Claro que en la vida real la anécdota no fue tan sencilla. No se pierda usted de esta fantástica obra cinematográfica, que a mi gusto resume a la perfección todas las dificultades del exilio silvestre autoimpuesto.
En un registro diferente, pero con notas aún más complejas, está la posibilidad de no solo internarse en la naturaleza, dejando las comodidades de la sociedad atrás, sino de hacerlo buscando ser aceptado por otros los miembros de una especie diferente, tal y como lo hizo el francés Geoffroy Delorme a los diecinueve nueve años con los corsos. Una historia de resistencia como pocas, porque una cosa es intentar emular la vida y dieta de algún otro primate, y una muy distinta hacerlo siguiendo los pasos de un ungulado. Además, Geoffroy, se abocó a su misión sin infraestructura mediante, más allá de un par de suéteres de lana y un encendedor. Pero aún así, consiguió vivir poco más de siete años internado por completo en el bosque. Su relato, publicado como El Hombre Corso es francamente extraordinario.

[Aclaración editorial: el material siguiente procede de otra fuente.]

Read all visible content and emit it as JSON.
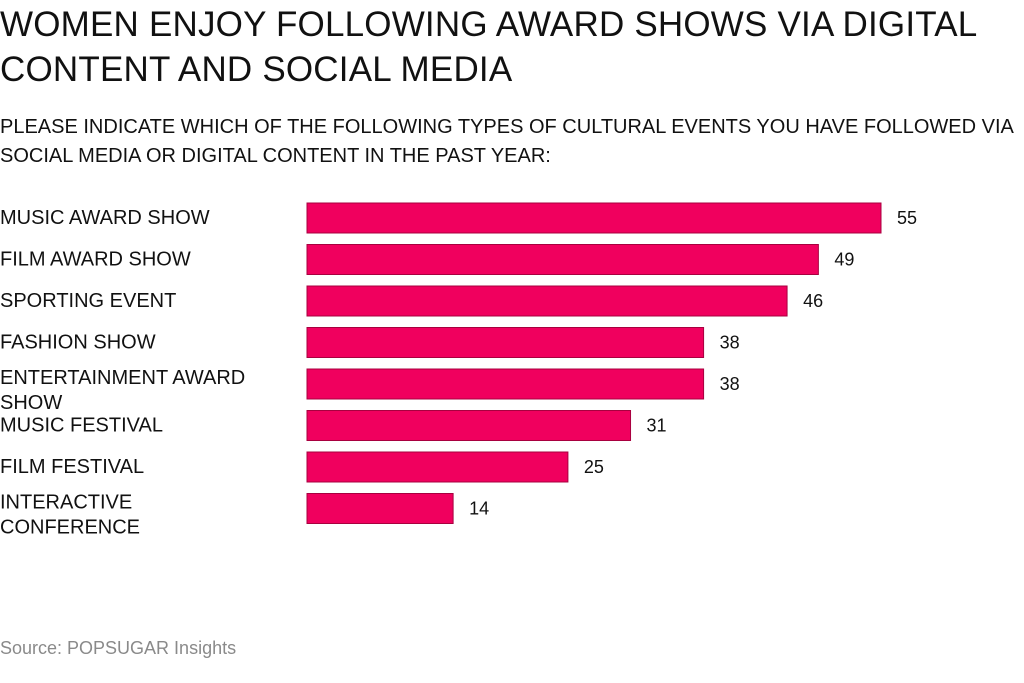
{
  "header": {
    "title": "WOMEN ENJOY FOLLOWING AWARD SHOWS VIA DIGITAL CONTENT AND SOCIAL MEDIA",
    "subtitle": "PLEASE INDICATE WHICH OF THE FOLLOWING TYPES OF CULTURAL EVENTS YOU HAVE FOLLOWED VIA SOCIAL MEDIA OR DIGITAL CONTENT IN THE PAST YEAR:"
  },
  "footer": {
    "source": "Source: POPSUGAR Insights"
  },
  "colors": {
    "bar_fill": "#F0005E",
    "bar_stroke": "#A8003F",
    "label_text": "#111111",
    "source_text": "#8A8A8A"
  },
  "chart_data": {
    "type": "bar",
    "orientation": "horizontal",
    "categories": [
      "MUSIC AWARD SHOW",
      "FILM AWARD SHOW",
      "SPORTING EVENT",
      "FASHION SHOW",
      "ENTERTAINMENT AWARD SHOW",
      "MUSIC FESTIVAL",
      "FILM FESTIVAL",
      "INTERACTIVE CONFERENCE"
    ],
    "values": [
      55,
      49,
      46,
      38,
      38,
      31,
      25,
      14
    ],
    "data_labels": true,
    "xlim": [
      0,
      55
    ],
    "grid": false,
    "legend": "none"
  }
}
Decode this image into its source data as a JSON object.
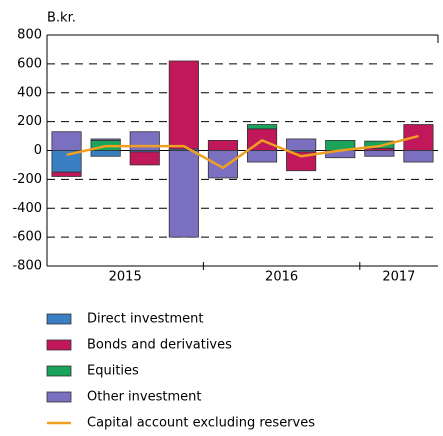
{
  "chart_data": {
    "type": "bar",
    "stacked": true,
    "y_unit_label": "B.kr.",
    "categories": [
      null,
      null,
      null,
      null,
      null,
      null,
      null,
      null,
      null,
      null
    ],
    "x_groups": [
      {
        "label": "2015",
        "span": 4
      },
      {
        "label": "2016",
        "span": 4
      },
      {
        "label": "2017",
        "span": 2
      }
    ],
    "series": [
      {
        "name": "Direct investment",
        "color": "#3a7fc1",
        "type": "bar",
        "values": [
          -150,
          -40,
          -10,
          10,
          0,
          0,
          -10,
          0,
          0,
          0
        ]
      },
      {
        "name": "Bonds and derivatives",
        "color": "#c0185a",
        "type": "bar",
        "values": [
          -30,
          0,
          -90,
          610,
          70,
          150,
          -130,
          0,
          15,
          180
        ]
      },
      {
        "name": "Equities",
        "color": "#1aa35a",
        "type": "bar",
        "values": [
          0,
          70,
          0,
          0,
          0,
          30,
          0,
          70,
          50,
          0
        ]
      },
      {
        "name": "Other investment",
        "color": "#7b6fc0",
        "type": "bar",
        "values": [
          130,
          10,
          130,
          -600,
          -190,
          -80,
          80,
          -50,
          -40,
          -80
        ]
      },
      {
        "name": "Capital account excluding reserves",
        "color": "#f0a020",
        "type": "line",
        "values": [
          -30,
          30,
          30,
          30,
          -120,
          70,
          -40,
          0,
          30,
          100
        ]
      }
    ],
    "ylim": [
      -800,
      800
    ],
    "yticks": [
      -800,
      -600,
      -400,
      -200,
      0,
      200,
      400,
      600,
      800
    ],
    "grid": true
  }
}
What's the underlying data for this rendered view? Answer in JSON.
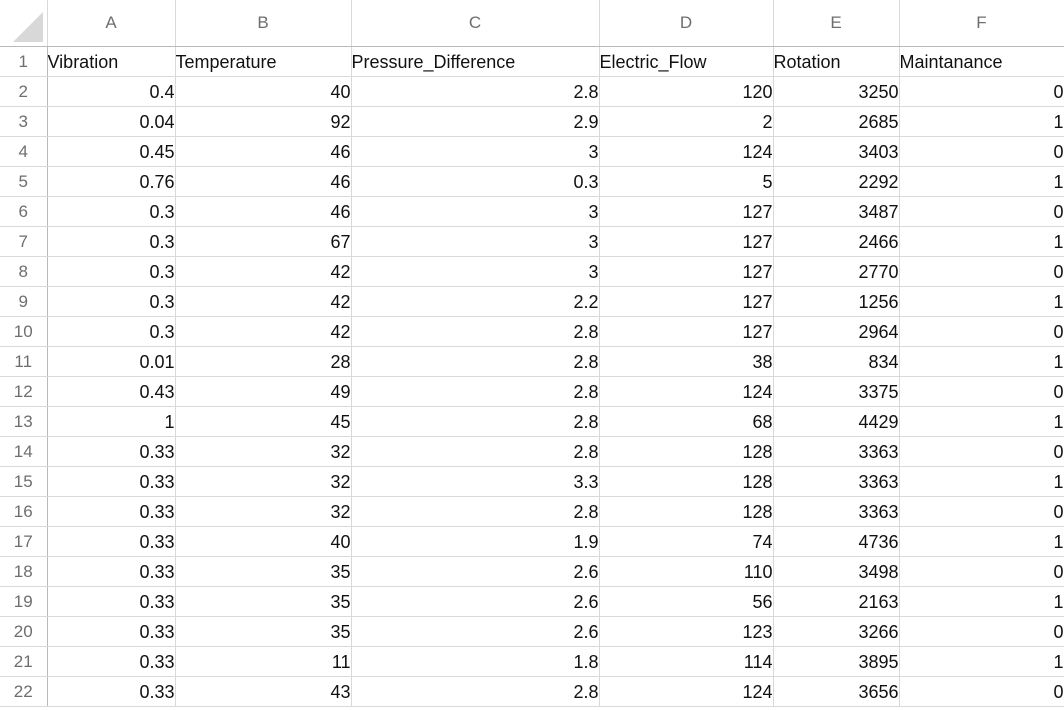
{
  "columns": [
    "A",
    "B",
    "C",
    "D",
    "E",
    "F"
  ],
  "header_row": {
    "row_number": "1",
    "cells": [
      "Vibration",
      "Temperature",
      "Pressure_Difference",
      "Electric_Flow",
      "Rotation",
      "Maintanance"
    ]
  },
  "rows": [
    {
      "row_number": "2",
      "cells": [
        "0.4",
        "40",
        "2.8",
        "120",
        "3250",
        "0"
      ]
    },
    {
      "row_number": "3",
      "cells": [
        "0.04",
        "92",
        "2.9",
        "2",
        "2685",
        "1"
      ]
    },
    {
      "row_number": "4",
      "cells": [
        "0.45",
        "46",
        "3",
        "124",
        "3403",
        "0"
      ]
    },
    {
      "row_number": "5",
      "cells": [
        "0.76",
        "46",
        "0.3",
        "5",
        "2292",
        "1"
      ]
    },
    {
      "row_number": "6",
      "cells": [
        "0.3",
        "46",
        "3",
        "127",
        "3487",
        "0"
      ]
    },
    {
      "row_number": "7",
      "cells": [
        "0.3",
        "67",
        "3",
        "127",
        "2466",
        "1"
      ]
    },
    {
      "row_number": "8",
      "cells": [
        "0.3",
        "42",
        "3",
        "127",
        "2770",
        "0"
      ]
    },
    {
      "row_number": "9",
      "cells": [
        "0.3",
        "42",
        "2.2",
        "127",
        "1256",
        "1"
      ]
    },
    {
      "row_number": "10",
      "cells": [
        "0.3",
        "42",
        "2.8",
        "127",
        "2964",
        "0"
      ]
    },
    {
      "row_number": "11",
      "cells": [
        "0.01",
        "28",
        "2.8",
        "38",
        "834",
        "1"
      ]
    },
    {
      "row_number": "12",
      "cells": [
        "0.43",
        "49",
        "2.8",
        "124",
        "3375",
        "0"
      ]
    },
    {
      "row_number": "13",
      "cells": [
        "1",
        "45",
        "2.8",
        "68",
        "4429",
        "1"
      ]
    },
    {
      "row_number": "14",
      "cells": [
        "0.33",
        "32",
        "2.8",
        "128",
        "3363",
        "0"
      ]
    },
    {
      "row_number": "15",
      "cells": [
        "0.33",
        "32",
        "3.3",
        "128",
        "3363",
        "1"
      ]
    },
    {
      "row_number": "16",
      "cells": [
        "0.33",
        "32",
        "2.8",
        "128",
        "3363",
        "0"
      ]
    },
    {
      "row_number": "17",
      "cells": [
        "0.33",
        "40",
        "1.9",
        "74",
        "4736",
        "1"
      ]
    },
    {
      "row_number": "18",
      "cells": [
        "0.33",
        "35",
        "2.6",
        "110",
        "3498",
        "0"
      ]
    },
    {
      "row_number": "19",
      "cells": [
        "0.33",
        "35",
        "2.6",
        "56",
        "2163",
        "1"
      ]
    },
    {
      "row_number": "20",
      "cells": [
        "0.33",
        "35",
        "2.6",
        "123",
        "3266",
        "0"
      ]
    },
    {
      "row_number": "21",
      "cells": [
        "0.33",
        "11",
        "1.8",
        "114",
        "3895",
        "1"
      ]
    },
    {
      "row_number": "22",
      "cells": [
        "0.33",
        "43",
        "2.8",
        "124",
        "3656",
        "0"
      ]
    }
  ]
}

Y finalmente están aquellas personas que terminan en una situación de existencia silvestre no por decisión propia, sino siguiendo las ordenes de sus superiores. Como le sucedió al soldado imperial japonés Hirō Onoda, quien fue encomendado a mantener la posición de Lubang, una isla tropical adyacente a las Filipinas, durante la segunda guerra mundial y que no se rindió sino hasta 1974. Todo ese tiempo, treinta años o si se prefiere: diez mil noches, sobreviviendo por propia mano en la jungla y bajo la continua impresión de que en cualquier momento el enemigo llegaría a invadir su reino vegetal. Una historia delirante como pocas, que Werner Herzog narra con maestría en su novela más reciente.